We assume this because we cannot step outside of ourselves. It’s hard when you feel so fucking right, and sometimes even when you very much are, to step down and have the conversation without getting so upset, without wanting to take out all of your frustrations about the world at large onto this other human who disagrees with you. 

But it isn’t just your frustrations about the world or this human which makes you incapable of communicating, it is also your frustrations about yourself, your powerlessness, and your inability to feel heard? We want so badly to be heard, but we don’t make the effort to figure out how, and more often than not we are silenced.

We are so angry about being invisible, we shout so loudly, and we don’t wait for a reply. We just want to say the "truth" and walk away, leaving the other with their decision, leaving the other with no context, no feelings, no compromises, no confessions. 

We need a big shift of consciousness, and from what I can see right now, we are in the middle of a much-needed growing pain. 

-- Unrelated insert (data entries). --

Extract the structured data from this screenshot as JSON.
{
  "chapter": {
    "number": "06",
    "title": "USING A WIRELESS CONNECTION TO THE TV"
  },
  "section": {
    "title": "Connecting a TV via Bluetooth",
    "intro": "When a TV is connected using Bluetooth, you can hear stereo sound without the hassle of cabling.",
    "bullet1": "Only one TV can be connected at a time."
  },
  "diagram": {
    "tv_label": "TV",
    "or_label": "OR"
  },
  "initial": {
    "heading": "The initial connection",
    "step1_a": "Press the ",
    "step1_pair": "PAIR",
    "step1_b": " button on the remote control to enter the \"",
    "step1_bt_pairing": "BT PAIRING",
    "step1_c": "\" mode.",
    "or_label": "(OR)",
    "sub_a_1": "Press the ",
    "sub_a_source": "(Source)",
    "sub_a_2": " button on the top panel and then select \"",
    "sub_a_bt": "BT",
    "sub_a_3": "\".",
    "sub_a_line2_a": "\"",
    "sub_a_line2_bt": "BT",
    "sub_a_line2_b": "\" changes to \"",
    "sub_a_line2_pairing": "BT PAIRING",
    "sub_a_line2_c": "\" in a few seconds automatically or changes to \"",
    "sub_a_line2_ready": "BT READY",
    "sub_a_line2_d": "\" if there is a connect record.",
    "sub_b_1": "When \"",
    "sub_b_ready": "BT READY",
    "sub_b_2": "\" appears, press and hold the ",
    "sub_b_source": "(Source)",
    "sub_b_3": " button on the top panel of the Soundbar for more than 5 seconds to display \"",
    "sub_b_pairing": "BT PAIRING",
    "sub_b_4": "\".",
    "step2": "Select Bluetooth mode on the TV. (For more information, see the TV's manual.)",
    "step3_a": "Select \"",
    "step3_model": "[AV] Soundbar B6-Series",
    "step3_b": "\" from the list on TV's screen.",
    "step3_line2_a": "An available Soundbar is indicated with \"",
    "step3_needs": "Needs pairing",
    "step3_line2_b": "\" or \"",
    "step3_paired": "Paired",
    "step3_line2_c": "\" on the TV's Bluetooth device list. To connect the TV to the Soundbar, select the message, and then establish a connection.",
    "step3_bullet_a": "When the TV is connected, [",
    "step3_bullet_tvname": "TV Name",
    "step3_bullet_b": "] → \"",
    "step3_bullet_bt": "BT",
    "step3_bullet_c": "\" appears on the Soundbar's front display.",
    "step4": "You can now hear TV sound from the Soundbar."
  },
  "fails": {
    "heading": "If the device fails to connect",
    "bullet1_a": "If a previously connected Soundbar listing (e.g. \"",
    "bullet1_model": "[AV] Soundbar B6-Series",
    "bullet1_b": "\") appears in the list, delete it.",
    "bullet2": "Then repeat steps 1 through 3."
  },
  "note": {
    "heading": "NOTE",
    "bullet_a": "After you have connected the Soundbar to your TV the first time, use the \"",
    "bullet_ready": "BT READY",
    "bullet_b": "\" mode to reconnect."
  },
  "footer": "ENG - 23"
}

People are starting to face the truth, and admitting you have a problem is the first step to recovery. 

***

Right now, I do not want to be writing this article. I want this all to go away. I want to live in peace and without fear. The intense worry I have for my child and his future accompanied by the sudden Sarah Conner urges I am having about raising him are very real and again almost comical. Sometimes I believe the only thing getting me through this, is my ability to laugh at the absurdity of our situation. That doesn’t mean I don’t take it seriously. In fact, if this year has given me any gift, it was a good hard kick in the ass. 

I genuinely thought that by just having good opinions I was making a difference. I was spreading the word, and that was enough. I was naive, and I was also lying to myself. 

However, I was completely unaware of this fact at the time. 

And this, ladies and gentlemen, is why our own minds are sometimes our worst enemies.

I get involved now, I don’t wait for other people to do it for me. I join groups, I speak out, I speak to lawmakers, I open my doors to people, and I admit when I am wrong so I can learn. I have changed so much in this past year. The gloves are off. 

When that little voice in my head says,“It would take a miracle to change things, what’s the point?” Another little voice speaks, a new voice, my true voice, and it says, “Why not me?” 

I continue to fight and feel. To stay strong but to allow myself moments of grief. 

I have no other choice, for apathy will be the true death of us all.